Sementara untuk bibit lobster, Kacuk membelinya dari nelayan.
Untuk mengisi satu keramba, modal yang dikeluarkan sekitar Rp 5 juta hingga Rp 6 juta.
Ketika waktunya panen, satu keramba bisa menghasilkan sekitar Rp 15 juta.
Meskipun, tak semua dari 20 keramba yang Kacuk punyai, ia manfaatkan untuk budidaya dalam setiap waktunya.
Soal pasar, Kacuk mengaku tak kesulitan. Ia biasa menjual hasil panennya ke pengepul yang punya jaringan ekspor.
Soal ini, Kacuk dari awal memang meniatkan budidayanya untuk menghasilkan lobster kualitas bagus yang layak dikirim ke luar negeri.
"Kalau di pasar lokal, cukup susah karena lobster ini harganya cukup mahal," tutur penggiat pariwisata itu.
Tak cuma jaringan pasar, Kacuk juga jeli melihat peluang. Saat harga lobster di bawah Rp 300 ribu per kg, ia tak akan memanen hasil budidayanya.

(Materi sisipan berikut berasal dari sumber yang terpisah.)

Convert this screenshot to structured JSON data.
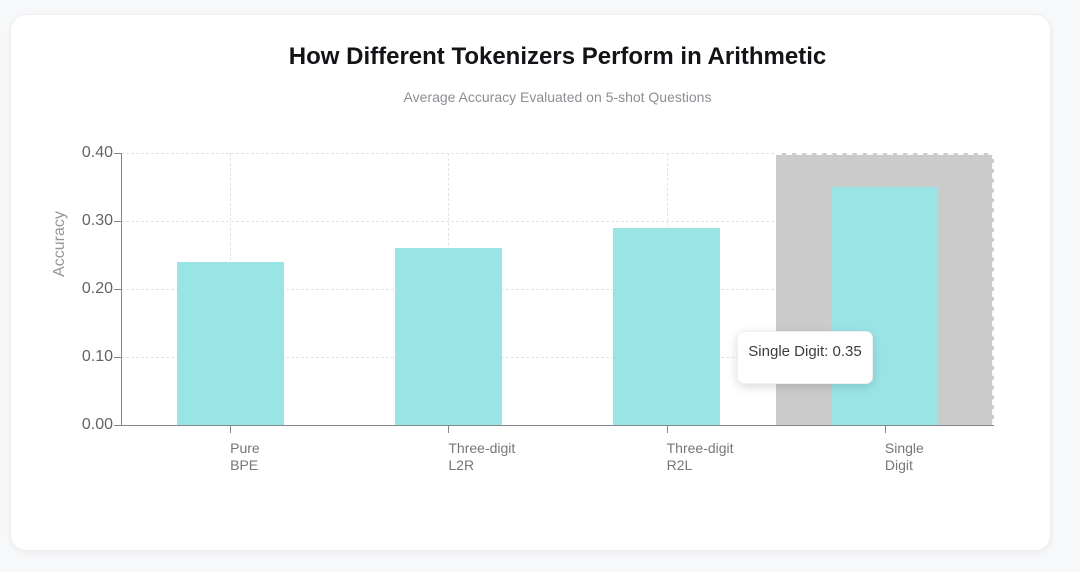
{
  "page": {
    "background": "#f7f8f9"
  },
  "card": {
    "background": "#ffffff",
    "border_color": "#eceef0"
  },
  "chart_data": {
    "type": "bar",
    "title": "How Different Tokenizers Perform in Arithmetic",
    "subtitle": "Average Accuracy Evaluated on 5-shot Questions",
    "xlabel": "",
    "ylabel": "Accuracy",
    "categories": [
      [
        "Pure",
        "BPE"
      ],
      [
        "Three-digit",
        "L2R"
      ],
      [
        "Three-digit",
        "R2L"
      ],
      [
        "Single",
        "Digit"
      ]
    ],
    "values": [
      0.24,
      0.26,
      0.29,
      0.35
    ],
    "ylim": [
      0,
      0.4
    ],
    "yticks": [
      0,
      0.1,
      0.2,
      0.3,
      0.4
    ],
    "ytick_labels": [
      "0.00",
      "0.10",
      "0.20",
      "0.30",
      "0.40"
    ],
    "grid": true,
    "legend": false,
    "bar_color": "#99e5e6",
    "axis_color": "#848689",
    "grid_color": "#e1e3e5",
    "highlight": {
      "category_index": 3,
      "band_color": "#cbcbcb"
    },
    "tooltip": {
      "text": "Single Digit: 0.35"
    }
  }
}
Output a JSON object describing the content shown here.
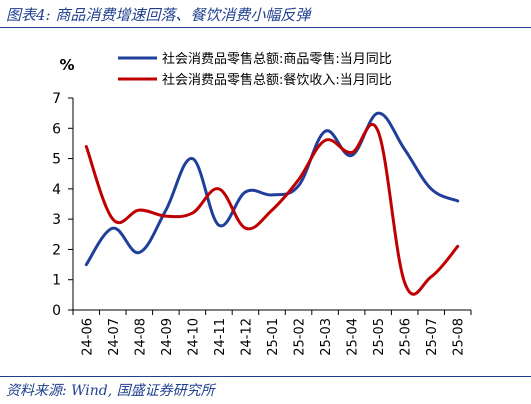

"Harganya, kalau lobster pasir, rata-rata Rp 300 ribu per kg. Tapi kalau saat-saat khusus, seperti ketika Imlek, harganya bisa naik hingga Rp 600 ribu per kg," sambung dia.
Ke depan, Kacuk berencana untuk mengembangkan budidaya menggunakan keramba dasar.
Saat ini, ia masih memanfaatkan keramba atas.
Kedua keramba itu memiliki beda sistem budidaya.
Keramba atas memanfaatkan jaring yang mengambang ke dalam permukaan laut.
Sementara keramba dasar memanfaatkan kerangkeng besi dan ditaruh di kedalaman antara 10 hingga 15 meter.
Salah satu kelebihan keranda dasar, menurut Kacuk, lebih tak terpengaruh terhadap musim.
Menurut Kacuk, budidaya lobster jauh lebih mudah ketimbang budidaya udang vanam, yang saat ini menjamur di wilayah pesisir selatan Trenggalek.
Selain ongkos produksi lebih murah, perawatan budidaya lobster juga lebih mudah.
"Yang utama pakannya. Tiap hari harus diberi pakan," pungkasnya.